— Понимаешь, это как заасфальтировать рай и сделать там стоянку для машин, — протестовала я.
— Не похоже, поверь мне. Совсем не похоже.
Мерф умела говорить без жалости и без злобы. Она предпочитала песню «Каждый встречный — это ты у тебя во сне». Эта песня была навеяна тем, что кто-то когда-то рассказал мне про сны, но одновременно была воодушевляющим гимном, поднимающим на борьбу против неверного возлюбленного-нарцисса. О да, детка, бессильная месть, пой, птичка, пой! Нет ничего лучше слов, которые можно толковать двояко. Кого волнует, нажал ли кондуктор на тормоза и остановился ли поезд? Я на бас-гитаре задавала ритм, и Мерф самозабвенно, с болью и наслаждением, бросалась на ксилофон. Сигарета, брошенная рядом на блюдце, курилась дымком, словно крошечный костер двух крошечных пленниц-скво. Кто же знал, что Мерф умеет играть?

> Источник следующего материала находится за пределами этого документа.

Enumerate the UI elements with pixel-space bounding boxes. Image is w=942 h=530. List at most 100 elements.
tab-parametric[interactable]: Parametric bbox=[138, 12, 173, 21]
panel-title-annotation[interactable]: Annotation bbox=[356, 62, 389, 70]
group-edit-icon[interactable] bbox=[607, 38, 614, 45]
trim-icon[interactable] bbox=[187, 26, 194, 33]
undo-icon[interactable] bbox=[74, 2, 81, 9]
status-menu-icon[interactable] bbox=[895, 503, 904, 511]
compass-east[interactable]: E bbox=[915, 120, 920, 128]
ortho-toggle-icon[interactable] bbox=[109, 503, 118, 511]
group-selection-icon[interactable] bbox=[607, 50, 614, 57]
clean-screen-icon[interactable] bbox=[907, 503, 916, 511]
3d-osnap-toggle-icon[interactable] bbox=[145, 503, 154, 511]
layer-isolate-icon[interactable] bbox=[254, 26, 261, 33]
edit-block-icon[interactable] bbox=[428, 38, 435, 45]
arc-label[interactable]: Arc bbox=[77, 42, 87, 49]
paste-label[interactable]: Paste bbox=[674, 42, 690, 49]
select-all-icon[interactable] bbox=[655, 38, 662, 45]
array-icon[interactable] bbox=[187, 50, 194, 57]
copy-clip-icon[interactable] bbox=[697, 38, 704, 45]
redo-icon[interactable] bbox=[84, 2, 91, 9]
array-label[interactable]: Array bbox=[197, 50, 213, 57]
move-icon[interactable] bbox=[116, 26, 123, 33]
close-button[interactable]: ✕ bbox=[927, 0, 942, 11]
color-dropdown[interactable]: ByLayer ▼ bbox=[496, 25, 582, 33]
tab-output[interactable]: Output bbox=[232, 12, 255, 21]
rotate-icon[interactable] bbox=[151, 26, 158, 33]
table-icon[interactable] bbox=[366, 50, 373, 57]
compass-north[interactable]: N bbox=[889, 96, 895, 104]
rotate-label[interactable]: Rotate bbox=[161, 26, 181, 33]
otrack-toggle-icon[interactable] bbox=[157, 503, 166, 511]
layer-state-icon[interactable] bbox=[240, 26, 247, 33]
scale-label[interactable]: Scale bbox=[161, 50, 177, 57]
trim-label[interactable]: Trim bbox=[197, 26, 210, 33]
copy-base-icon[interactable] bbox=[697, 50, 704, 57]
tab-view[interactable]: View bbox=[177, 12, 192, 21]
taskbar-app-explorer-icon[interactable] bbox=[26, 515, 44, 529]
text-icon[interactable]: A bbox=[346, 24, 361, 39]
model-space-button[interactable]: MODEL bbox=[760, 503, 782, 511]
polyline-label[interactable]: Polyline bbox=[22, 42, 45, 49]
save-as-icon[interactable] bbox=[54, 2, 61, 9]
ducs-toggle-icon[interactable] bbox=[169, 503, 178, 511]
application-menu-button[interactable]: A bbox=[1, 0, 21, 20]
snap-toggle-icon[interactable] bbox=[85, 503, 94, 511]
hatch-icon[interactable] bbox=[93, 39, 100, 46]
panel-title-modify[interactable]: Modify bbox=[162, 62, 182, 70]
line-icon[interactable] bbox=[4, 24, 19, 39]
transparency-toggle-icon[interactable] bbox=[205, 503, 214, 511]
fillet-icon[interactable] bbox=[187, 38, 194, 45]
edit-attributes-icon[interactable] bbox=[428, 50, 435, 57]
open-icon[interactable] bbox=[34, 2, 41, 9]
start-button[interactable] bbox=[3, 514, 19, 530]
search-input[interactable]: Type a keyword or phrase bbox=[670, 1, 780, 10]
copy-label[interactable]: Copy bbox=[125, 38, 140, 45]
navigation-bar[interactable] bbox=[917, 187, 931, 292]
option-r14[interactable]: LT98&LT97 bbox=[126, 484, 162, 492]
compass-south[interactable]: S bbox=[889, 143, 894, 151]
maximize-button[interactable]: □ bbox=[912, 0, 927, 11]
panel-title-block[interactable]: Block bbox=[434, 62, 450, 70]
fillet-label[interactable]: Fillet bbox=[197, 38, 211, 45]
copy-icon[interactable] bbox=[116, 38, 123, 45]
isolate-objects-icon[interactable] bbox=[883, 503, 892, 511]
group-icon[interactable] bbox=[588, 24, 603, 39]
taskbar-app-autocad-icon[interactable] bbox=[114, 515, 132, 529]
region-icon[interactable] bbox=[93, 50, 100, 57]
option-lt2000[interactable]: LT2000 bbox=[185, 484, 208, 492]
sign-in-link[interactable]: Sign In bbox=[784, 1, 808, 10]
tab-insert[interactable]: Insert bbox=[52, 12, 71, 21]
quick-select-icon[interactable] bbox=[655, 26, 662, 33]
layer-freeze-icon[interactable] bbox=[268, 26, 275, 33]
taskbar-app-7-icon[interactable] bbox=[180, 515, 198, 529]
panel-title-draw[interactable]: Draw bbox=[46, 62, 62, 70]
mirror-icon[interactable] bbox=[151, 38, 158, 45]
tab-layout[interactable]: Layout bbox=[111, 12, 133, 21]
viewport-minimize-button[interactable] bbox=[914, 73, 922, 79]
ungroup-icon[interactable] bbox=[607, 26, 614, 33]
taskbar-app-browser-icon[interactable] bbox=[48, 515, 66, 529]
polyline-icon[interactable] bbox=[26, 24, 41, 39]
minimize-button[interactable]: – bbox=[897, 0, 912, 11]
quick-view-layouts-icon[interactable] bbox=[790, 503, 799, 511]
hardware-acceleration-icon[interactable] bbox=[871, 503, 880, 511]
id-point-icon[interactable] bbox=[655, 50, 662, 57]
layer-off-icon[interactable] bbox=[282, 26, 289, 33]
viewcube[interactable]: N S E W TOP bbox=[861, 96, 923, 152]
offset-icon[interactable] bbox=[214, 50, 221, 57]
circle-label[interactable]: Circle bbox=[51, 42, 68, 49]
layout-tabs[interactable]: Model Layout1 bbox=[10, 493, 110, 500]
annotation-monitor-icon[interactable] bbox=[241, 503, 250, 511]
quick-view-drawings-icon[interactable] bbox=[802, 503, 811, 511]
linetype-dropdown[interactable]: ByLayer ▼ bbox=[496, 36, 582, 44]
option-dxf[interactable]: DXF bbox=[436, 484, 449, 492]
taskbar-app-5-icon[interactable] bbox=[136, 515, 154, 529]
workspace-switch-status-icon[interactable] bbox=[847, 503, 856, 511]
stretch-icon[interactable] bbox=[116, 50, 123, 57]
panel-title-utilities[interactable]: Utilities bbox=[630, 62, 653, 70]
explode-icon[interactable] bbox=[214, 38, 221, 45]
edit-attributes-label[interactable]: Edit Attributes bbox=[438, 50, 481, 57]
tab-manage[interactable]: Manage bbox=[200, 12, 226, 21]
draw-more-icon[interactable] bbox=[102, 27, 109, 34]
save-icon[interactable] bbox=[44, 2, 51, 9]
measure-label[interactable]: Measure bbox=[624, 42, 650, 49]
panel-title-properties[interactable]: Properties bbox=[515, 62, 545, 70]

— Это просто игрушка, — сказала она. — Любой сыграет.
— Неправда, — я не поверила и впечатлилась. Руки Мерф летали по клавиатуре волновыми движениями белки, переплетая синус и косинус. Вдруг она останавливалась и тыкала в мою сторону правым молоточком, указывая, что настало время для моего соло. И я выдавала соло на полную катушку. Во всяком случае, старалась. Мерф любила наши совместные композиции больше, чем творения, созданные мною в одиночку, такие как «Собачьи какашки для брата под видом конфет». Лучше всего нам удавались забойные композиции, например «Летний вечер, колбасный фарш», — эту песню мы написали вместе, соединив самые прекрасные слова в человеческом языке с самыми отвратительными и таким образом подытожив свое мнение о любви. «Летний вечер» — творение Божье. «Колбасный фарш» — само омерзительное человеческое тело. Когда я задавала ритм на бас-гитаре и у меня получалось, Мерф могла перехватить соло на ксилофоне, и оно звучало потрясающе. Ну, может, не так уж потрясающе. Глуповато, но мило. «Рожа как гроб с музыкой!» — кричала она. Видимо, я так тонко чувствовала музыку, что это отражалось на лице. В перерывах между веселыми напевами, охваченные благотворной усталостью, мы ловили себя на исполнении даже баллад в ритме вальса:
— Я тоже хочу кое-что сочинить, — сказала Мерф как-то вечером. Потому, что уже стемнело, и потому, что мы выпили по два пива на брата, она схватила мою гитару и начала неловко перебирать струны, напевая только что родившийся мотив, голый, как стриптизерка. Мы сочиняли строчки по очереди — одну она, одну я и так далее.
Мерф хотела срифмовать «разделись… оделись… прелесть… не целясь…».
— Как это произносится? — уточнила она. — Обелиск или обелиск?
Я не знала. Почему я этого не знала?
— Наверно, смотря какой.
Можно сказать, что мы валились под стол от хохота, но эти слова не передают и малой доли колоссального утешения, которое приносила нам музыка. Вскоре я доставала электрическую бас-гитару уже каждый вечер, и мы исполняли все песни, какие знали, в простом ключе — соль-минор или ми-минор, с риффами, которые были все равно что карабкаться раз за разом на одни и те же три ступеньки. Мы стали сочинять песни без припевов — одна сплошная, проклятая, безжалостная жалоба, куплет за куплетом, словно перекидной нож, который ходит по кругу в ссоре и не находит приюта, где бы остановиться, не находит отдыха.